Coco. The Rothschilds. Sugar. Purlie. Shenandoah. If you recognize more than three of these names as Tony award–nominated musicals, you’re almost guaranteed to be a musical theater scholar. Broadway in the 1970s was undergoing a metamorphosis, because it wasn’t certain what it was supposed to be anymore. This was the atmosphere in which Raisin was first released. Is it any surprise that hardly anyone remembers this show won Best Musical in 1974?
Court Theatre’s decision to revive the show is certainly well founded, since it was right here in Chicago’s South Side that Lorraine Hansberry’s father tried to move into Washington Park only to be shut out due to a Woodlawn Property Owners’ Association policy barring occupation “by any person of the colored race.” And I certainly admire Court’s decision to do it through an almost unheard-of musical version. That having been said, their production left some things to be desired.
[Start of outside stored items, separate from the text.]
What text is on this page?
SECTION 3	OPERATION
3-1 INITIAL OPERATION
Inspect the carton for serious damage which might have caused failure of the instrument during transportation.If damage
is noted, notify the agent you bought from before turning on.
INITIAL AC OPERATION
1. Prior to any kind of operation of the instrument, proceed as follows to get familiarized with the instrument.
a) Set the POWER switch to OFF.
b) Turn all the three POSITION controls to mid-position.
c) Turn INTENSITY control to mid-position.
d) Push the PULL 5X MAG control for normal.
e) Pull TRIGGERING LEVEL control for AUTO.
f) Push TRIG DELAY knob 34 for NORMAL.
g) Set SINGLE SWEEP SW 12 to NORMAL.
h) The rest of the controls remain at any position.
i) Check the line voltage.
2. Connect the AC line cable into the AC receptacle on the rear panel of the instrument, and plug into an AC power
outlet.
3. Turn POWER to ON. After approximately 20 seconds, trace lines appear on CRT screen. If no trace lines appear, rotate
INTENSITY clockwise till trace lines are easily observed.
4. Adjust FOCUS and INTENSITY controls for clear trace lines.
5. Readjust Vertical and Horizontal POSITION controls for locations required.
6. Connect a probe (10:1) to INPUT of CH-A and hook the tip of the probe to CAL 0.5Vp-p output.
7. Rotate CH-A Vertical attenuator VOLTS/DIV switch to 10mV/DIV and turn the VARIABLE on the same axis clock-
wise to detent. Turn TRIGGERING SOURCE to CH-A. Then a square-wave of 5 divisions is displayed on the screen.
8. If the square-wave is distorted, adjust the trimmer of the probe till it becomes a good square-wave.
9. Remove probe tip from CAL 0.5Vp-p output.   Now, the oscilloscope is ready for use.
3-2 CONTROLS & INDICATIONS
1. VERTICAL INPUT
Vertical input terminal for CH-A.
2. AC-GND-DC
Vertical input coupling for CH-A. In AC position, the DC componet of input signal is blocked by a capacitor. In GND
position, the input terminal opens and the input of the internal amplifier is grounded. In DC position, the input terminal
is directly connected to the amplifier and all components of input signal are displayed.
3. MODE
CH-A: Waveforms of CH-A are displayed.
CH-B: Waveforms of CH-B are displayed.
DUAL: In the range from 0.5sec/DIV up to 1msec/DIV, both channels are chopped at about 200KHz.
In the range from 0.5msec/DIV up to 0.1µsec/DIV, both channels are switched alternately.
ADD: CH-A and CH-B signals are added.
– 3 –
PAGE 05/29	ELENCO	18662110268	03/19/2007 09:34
The musical itself, with music by Judd Woldin—whose next greatest achievement seems to be having written another musical called The King of Schnorrers—and lyrics by Robert Brittan, is solidly bookended and anchored with inspirational ballads, and Doug Peck’s pit with new orchestrations by Adam DeGroot certainly does its best with so little. The score is replete with the vogue ’70s backup chorus, who here are enjoyably employed in more than just sitting onstage and scatting, and a few songs are certainly trying their best to break out of the traditional song form to better suit the action. But I would like to thank God that Hansberry’s well crafted play was still allowed to shine through in all its glorious honesty.
When entering the theater, one first notices five lights shining down onto the stage (a three-quarters thrust which could pass for the main room of any student apartment) through a thin haze of smoke, immediately summoning up a sense of history, but the drama that begins as the lights come up is as alive as it ever was. After we are first forced to sit through an awkward pop setting of a Langston Hughes poem, we are introduced to the Lee family, with whom we stay for the rest of the evening.
I soon found myself questioning some of director Charles Newell’s staging, which has never been as striking and dazzling for me as it was in the ’04–’05 production Travesties. While the decision to have offstage actors watch from in front of the pit was daring, I found much of the resulting backwards blocking to be inorganic. It was far better when the more talented actors were just allowed to do what they wanted to.
Now to the family. Harriet Nzinga Plumpp’s Ruth Younger was unconvincing; at her best, she sounded like a weaker Audra MacDonald—at her worst, she didn’t. I certainly enjoyed the winning Malkia Stampley as Beneatha Younger and Travis Turner as her Nigerian suitor, Joseph Asagai, and Joslyn Jones’s Mrs. Johnson was a hoot, but David St. Louis’s Walter Lee Younger left me hanging. Walter Lee Younger is a part that a man must grow into, with such profound humanity and a brightness that no amount of darkness can extinguish, but St. Louis simply couldn’t summon the spark or the intensity, making Walter Lee just look rather sad. Although I generally enjoyed Adero Neeley as the youngest Younger, I had to reconsider when he had trouble singing an early-Michael Jackson–esque pop song (which the authors chose to have him sing over the most tense scene in the show).
By far, the best part of the show was Ernestine Jackson as Lena Younger, or Mama. Jackson starred in the original production as Ruth, Walter’s wife, and was nominated for a Tony, and here we can certainly see that she deserved it. As Mama, Jackson summons up a dignity and breadth of emotion in a show of acting prowess that proved she could make you stay with her even as she sang a song to a plant.
The bottom line: Go see Raisin if you’re an aficionado of obscure musicals (like me) or if you simply want to see an incredible actress inhabit a part like no one else could. Otherwise, save your money. There are just too many other great plays to see in Chicago right now.